How a hard-won peace binds China and Africa today

On August 24, 2025, in Beijing, aircrafts fly over the Zhengyangmen Archery Tower along Beijing's central axis during a rehearsal for the September 3rd military parade marking the 80th anniversary of the victory in the Chinese People's War of Resistance Against Japanese Aggression and the World Anti-Fascist War.

 

By Gao Junya- CGTN

In the early years after the People’s Republic of China was founded in 1949, one name became a humble, widespread prayer for a new generation: Heping, which means peace in Chinese. Alongside names like Jianguo (build the nation), Aiguo (love the nation), and Jiefang (liberation), it embodied the deepest aspiration of the Chinese people emerging from decades of devastating conflicts.

For the Chinese, peace is not an abstract concept taken for granted; it is a hard-won prize, paid for with the blood and resilience of their own scorched earth.

China’s sacrifice in the fight against fascism is a story often relegated to the footnotes of Western historical narratives.

Few remember that China was the first nation to face the onslaught of Axis aggression. The invasion by Fascist Japan on September 18, 1931, marked the prelude to the start of the Second World War in the Eastern Theater. In less than six months, a million square kilometers of Northeast China fell under occupation, beginning a long, brutal war of resistance that would last for 14 years, until 1945.

Personal letters from Unit 731 soldiers and doctors to their families, revealing firsthand experiences of the war

 

The cost was staggering: over 35 million Chinese casualties, a pivotal contribution to a global conflict that claimed over 100 million lives. In Nanjing, 300,000 people were killed in just over 40 days following the city's fall to Japan, while in the country's northeast, Unit 731 conducted brutal human experiments. The Chinese Expeditionary Force fought alongside British troops in Burma (now Myanmar), suffering nearly 200,000 casualties to wipe out 185,000 enemy combatants.

Yet these historical facts and sacrifices are neglected in Western narratives and denied by many in Japan even today.

This historical oversight is not China’s alone. Similarly absent from mainstream accounts is the immense contribution of over a million common Black Africans who fought and died in every major theater of the war, from Africa and Europe to the Middle East and Southeast Asia. Their deeds, like China’s, have rarely been fully acknowledged.

Many African veterans did not receive the war pensions they deserve, nor were they given the hero's welcome they are owed. Few know how they risked their lives on the battlefields of World War II to secure victory.

Graves of unsung Zimbawean heroes  of the World War II can be found in Mbare 

Even African soldiers who died bravely in combat have often been treated unfairly. In places like Harare and Mombasa, the Commonwealth War Graves Commission deliberately segregated cemeteries, separating the graves of white soldiers from those of Black soldiers.

On Sept. 3, commemorations marking the 80th anniversary of the victory of the Chinese people’s War of Resistance against Japanese Aggression and the victory of the World Anti-Fascist War will culminate in a military parade at Tian'anmen Square in Beijing.

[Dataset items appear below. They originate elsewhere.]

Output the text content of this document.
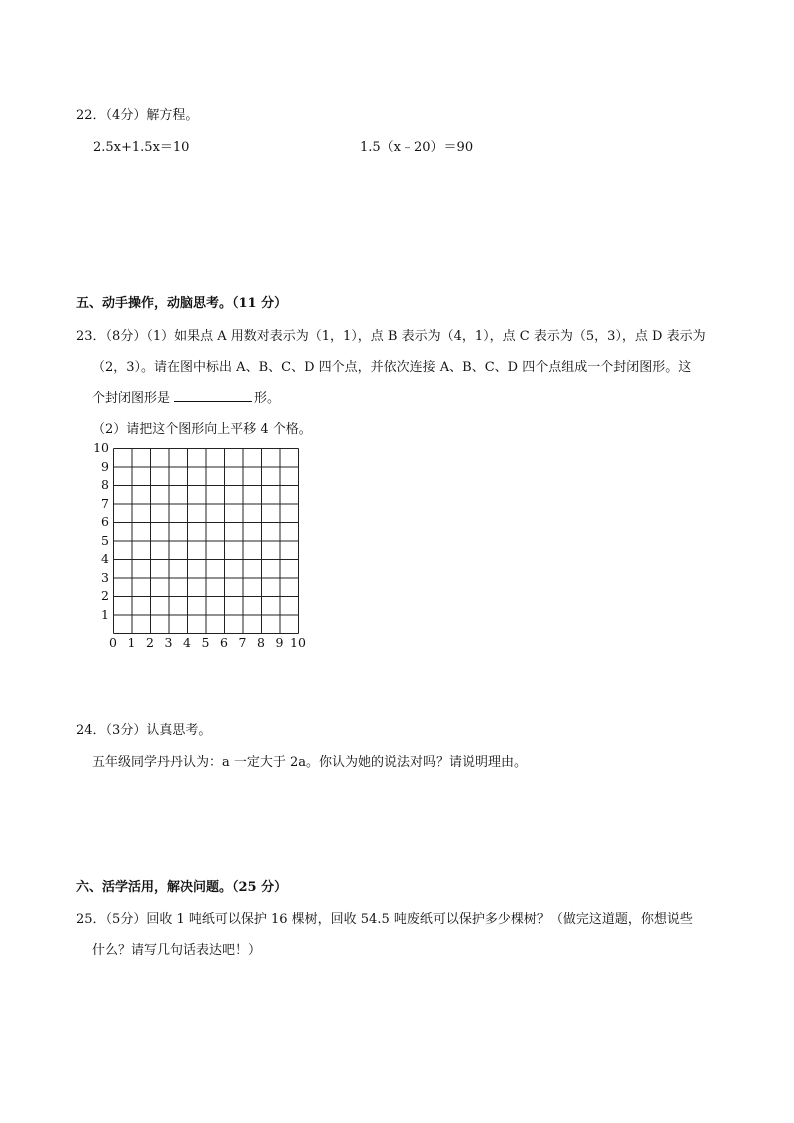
22．（4分）解方程。
2.5x+1.5x＝10	1.5（x﹣20）＝90
五、动手操作，动脑思考。（11 分）
23．（8分）（1）如果点 A 用数对表示为（1，1），点 B 表示为（4，1），点 C 表示为（5，3），点 D 表示为
（2，3）。请在图中标出 A、B、C、D 四个点，并依次连接 A、B、C、D 四个点组成一个封闭图形。这
个封闭图形是	形。
（2）请把这个图形向上平移 4 个格。
10
9
8
7
6
5
4
3
2
1
0 1 2 3 4 5 6 7 8 9 10
24．（3分）认真思考。
五年级同学丹丹认为：a 一定大于 2a。你认为她的说法对吗？请说明理由。
六、活学活用，解决问题。（25 分）
25．（5分）回收 1 吨纸可以保护 16 棵树，回收 54.5 吨废纸可以保护多少棵树？（做完这道题，你想说些
什么？请写几句话表达吧！）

Some Western media accuse China of crafting a new narrative. This misses the point entirely. The goal is not to create but to correct, to allow a forgotten and underappreciated history to finally be heard.

The presence of Zimbabwean President Emmerson Mnangagwa at such commemorations is profoundly symbolic and important.

During the struggles for national independence in Zimbabwe and other African countries, Chinese and Africans fought side by side against colonial powers.

President Mnangagwa himself was trained in China for the freedom fight.

Today, that partnership has evolved from fighting for freedom to building for the future. We know peace is hard-won. And we remain committed to building and protecting it together.

The name "Heping" endures as a quiet testament to this journey. So, if you ever meet a Chinese man named Heping, take a moment to speak with him. Behind that name lies not just a personal identity, but a generational memory, a story of war cherished for the profound peace it ultimately cost.

 

Gao Junya is a journalist with CGTN Radio. She worked in Zimbabwe from 2018 to 2023.